Tusk is the first restaurant opened by Joshua McFadden and Luke Dirks’s newly minted Submarine Hospitality Group (Ava Gene’s), and it opened the doors with big expectations both from Portlanders and fans around the nation in August 2016. The team was loaded with talent, including two chefs who had helped to open Philadelphia’s acclaimed Israeli- and Middle Eastern-inspired Zahav, Sam Smith and his right-hand man, Wesley Johnson. With Smith taking the reins as Tusk’s executive chef, this prompted instant comparisons.
How’d Tusk handle the pressure?
“We were a restaurant that for better or worse had a lot of hype,” Dirks tells Eater. “We’re not complaining, but it’s a loaded situation, and from a service perspective, it was equally challenging and exciting.”
Indeed, the first restaurant reviews grappled with how to define Tusk, with PoMo’s Karen Brooks naming it one of two Rising Star Restaurants in 2016, in part, for its approach to food, which she described as “spiritually Middle Eastern, freethinking in form.”
Smith and Dirks confirm an early diner complaint was the lack of meat on the menu, something a WWeek restaurant review took issue with. Tusk offered fish and meat skewers, a lamb tartare, and a few other meaty items, but the early menus mostly focused on local fruits and vegetables, without a hefty steak or burger in sight.
“Being a restaurant is about sticking to your guns while listening to feedback,” Smith says.
In response, Smith added a few more meat dishes, and the front-of-house staff began to provide added help navigating the menus with this in mind. The tweaks worked. Food & Wine Magazine named Tusk one of 10 Restaurants of the Year; Bon Appétit designated Tusk one of 50 finalists for Best New Restaurants of America 2017; and just this week, PoMo called Tusk the best brunch in Portland.
Smith says, “One of the biggest compliments is from guests who say, ‘I don’t usually eat this many vegetables, but whoa, I just ate a ton of vegetables and feel really good.’ We hear that at least two times a week.”
Why is the way Smith works with vegetables and fruits standing out? “We’re not a specific cuisine,” says Smith. “We’re an approach.”

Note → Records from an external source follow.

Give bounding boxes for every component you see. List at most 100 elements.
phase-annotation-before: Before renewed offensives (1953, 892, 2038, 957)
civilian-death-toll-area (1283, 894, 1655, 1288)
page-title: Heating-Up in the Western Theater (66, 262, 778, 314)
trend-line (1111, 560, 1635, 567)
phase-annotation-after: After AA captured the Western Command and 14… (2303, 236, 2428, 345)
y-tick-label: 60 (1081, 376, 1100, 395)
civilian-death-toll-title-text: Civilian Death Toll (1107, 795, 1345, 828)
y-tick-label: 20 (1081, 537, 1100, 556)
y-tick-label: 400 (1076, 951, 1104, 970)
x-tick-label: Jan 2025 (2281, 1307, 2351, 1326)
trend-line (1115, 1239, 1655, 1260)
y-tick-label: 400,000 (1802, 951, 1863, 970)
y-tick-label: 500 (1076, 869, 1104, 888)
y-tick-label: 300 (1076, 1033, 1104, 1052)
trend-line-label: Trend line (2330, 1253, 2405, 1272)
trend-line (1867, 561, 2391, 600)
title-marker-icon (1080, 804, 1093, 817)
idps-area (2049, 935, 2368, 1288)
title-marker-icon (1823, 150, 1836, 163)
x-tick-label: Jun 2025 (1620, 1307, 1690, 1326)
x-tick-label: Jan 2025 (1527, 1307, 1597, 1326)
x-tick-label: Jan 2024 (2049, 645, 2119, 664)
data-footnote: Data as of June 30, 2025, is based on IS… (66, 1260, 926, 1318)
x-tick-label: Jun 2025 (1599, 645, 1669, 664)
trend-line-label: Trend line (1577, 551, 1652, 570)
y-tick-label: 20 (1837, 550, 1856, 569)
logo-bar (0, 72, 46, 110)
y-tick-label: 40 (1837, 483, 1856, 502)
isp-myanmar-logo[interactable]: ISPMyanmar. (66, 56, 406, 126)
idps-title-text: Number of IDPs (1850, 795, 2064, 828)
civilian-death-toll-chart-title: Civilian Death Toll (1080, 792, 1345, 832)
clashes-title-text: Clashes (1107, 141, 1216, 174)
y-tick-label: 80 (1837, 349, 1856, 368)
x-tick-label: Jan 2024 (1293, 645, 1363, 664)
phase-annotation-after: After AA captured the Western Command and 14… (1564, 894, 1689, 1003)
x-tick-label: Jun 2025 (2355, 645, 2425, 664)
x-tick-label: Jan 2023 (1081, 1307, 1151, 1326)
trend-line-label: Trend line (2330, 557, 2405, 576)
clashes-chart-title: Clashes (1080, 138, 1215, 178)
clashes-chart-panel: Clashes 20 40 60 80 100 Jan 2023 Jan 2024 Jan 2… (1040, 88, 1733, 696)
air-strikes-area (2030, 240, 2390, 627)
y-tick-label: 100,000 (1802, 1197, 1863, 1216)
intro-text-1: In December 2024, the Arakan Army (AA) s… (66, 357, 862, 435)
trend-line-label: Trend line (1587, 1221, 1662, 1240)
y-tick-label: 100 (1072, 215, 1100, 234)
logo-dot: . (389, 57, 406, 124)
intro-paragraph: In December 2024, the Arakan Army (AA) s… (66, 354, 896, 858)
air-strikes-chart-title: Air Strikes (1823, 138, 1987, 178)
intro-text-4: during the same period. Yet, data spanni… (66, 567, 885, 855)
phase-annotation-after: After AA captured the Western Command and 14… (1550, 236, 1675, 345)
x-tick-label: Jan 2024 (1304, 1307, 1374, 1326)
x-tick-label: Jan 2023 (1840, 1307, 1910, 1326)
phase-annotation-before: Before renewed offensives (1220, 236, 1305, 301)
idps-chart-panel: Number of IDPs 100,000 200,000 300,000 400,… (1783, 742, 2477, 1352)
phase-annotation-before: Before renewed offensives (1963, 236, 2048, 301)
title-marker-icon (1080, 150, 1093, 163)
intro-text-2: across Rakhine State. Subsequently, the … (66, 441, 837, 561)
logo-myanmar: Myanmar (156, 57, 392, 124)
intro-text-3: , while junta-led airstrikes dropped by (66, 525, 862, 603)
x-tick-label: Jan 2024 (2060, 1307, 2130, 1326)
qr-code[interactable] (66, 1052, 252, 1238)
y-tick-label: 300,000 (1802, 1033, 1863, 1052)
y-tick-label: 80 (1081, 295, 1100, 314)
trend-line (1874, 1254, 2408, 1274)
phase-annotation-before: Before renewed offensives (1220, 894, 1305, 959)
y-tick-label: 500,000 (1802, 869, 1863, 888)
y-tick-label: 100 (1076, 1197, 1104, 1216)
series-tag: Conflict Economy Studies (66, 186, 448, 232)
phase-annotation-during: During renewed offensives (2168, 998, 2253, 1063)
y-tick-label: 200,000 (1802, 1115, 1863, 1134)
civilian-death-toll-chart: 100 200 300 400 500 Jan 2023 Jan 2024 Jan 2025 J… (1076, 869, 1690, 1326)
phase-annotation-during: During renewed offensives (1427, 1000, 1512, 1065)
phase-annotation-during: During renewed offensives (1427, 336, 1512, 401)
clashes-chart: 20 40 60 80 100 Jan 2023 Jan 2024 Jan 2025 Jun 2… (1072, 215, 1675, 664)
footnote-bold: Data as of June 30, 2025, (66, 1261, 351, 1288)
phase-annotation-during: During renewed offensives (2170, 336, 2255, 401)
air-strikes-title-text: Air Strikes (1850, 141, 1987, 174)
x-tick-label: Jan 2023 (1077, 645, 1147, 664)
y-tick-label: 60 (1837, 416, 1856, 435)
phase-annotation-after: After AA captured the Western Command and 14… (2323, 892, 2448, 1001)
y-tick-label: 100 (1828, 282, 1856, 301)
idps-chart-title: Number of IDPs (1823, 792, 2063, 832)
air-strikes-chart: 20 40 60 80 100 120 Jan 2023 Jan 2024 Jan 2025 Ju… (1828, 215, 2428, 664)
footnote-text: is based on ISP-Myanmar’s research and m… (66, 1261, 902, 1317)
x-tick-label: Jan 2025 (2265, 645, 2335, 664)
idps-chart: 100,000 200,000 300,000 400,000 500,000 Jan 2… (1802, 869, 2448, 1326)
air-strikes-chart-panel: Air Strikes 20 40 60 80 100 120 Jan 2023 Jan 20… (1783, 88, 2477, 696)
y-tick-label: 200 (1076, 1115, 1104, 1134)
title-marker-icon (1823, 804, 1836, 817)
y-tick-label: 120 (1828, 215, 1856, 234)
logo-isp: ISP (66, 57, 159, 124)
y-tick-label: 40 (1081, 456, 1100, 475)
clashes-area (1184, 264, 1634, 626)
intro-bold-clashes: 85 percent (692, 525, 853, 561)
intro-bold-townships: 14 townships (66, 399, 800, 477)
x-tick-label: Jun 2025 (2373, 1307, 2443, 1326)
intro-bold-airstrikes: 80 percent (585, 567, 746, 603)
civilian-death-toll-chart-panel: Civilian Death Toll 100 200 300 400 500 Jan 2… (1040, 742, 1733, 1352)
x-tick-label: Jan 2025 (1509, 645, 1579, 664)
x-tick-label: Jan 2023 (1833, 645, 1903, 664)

The chef uses a lot of sumac — his “culinary crutch” — and cumin, and he rips through so much produce that Tusk has earned a nickname among some local farmers: the vegetable farmer’s blackhole.
Like sister-restaurant Ava Gene’s, Tusk likes to experiment with new ways of working with farms. Smith gives a lot of credit to Lane Selman of the Culinary Breeding Network, who he says fills an important gap in communication between farmers and restaurants. As a result of this communication, “farmers are able to provide exactly what we want, and it tastes better than ever,” says Smith.
And the rewards return to farmers, who gain new clients. Tusk uses huge quantities of vegetables (Smith says it really clicked when he ordered 80 pounds of cauliflower, planning to use it in one week, and it disappeared in one night).
“Middle Eastern cuisine has a ton of influences,” Smith says. “It’s been so much to so many people. I wanted to be considered a Portland restaurant: local. I want Tusk to be a restaurant that only exists in Portland.”
So instead of steak, what is there to look forward to at Tusk? “Tomatoes are for sure best the first week in September,” Smith says, “and peppers and eggplants and other nightshades in September and October.”
Dirks also says Submarine Hospitality is developing a new restaurant, which he describes as a bit of a Tusk spin-off inspired by the Israeli heritage of his wife, Sivan Dirks. It doesn’t have a name yet, but Dirks says the idea actually predates Tusk. Smith will be the chef; the service will be fast-casual; it’ll have a lower price point; and potential dishes include falafel and shawarma.
“My wife will be very happy,” says Dirks.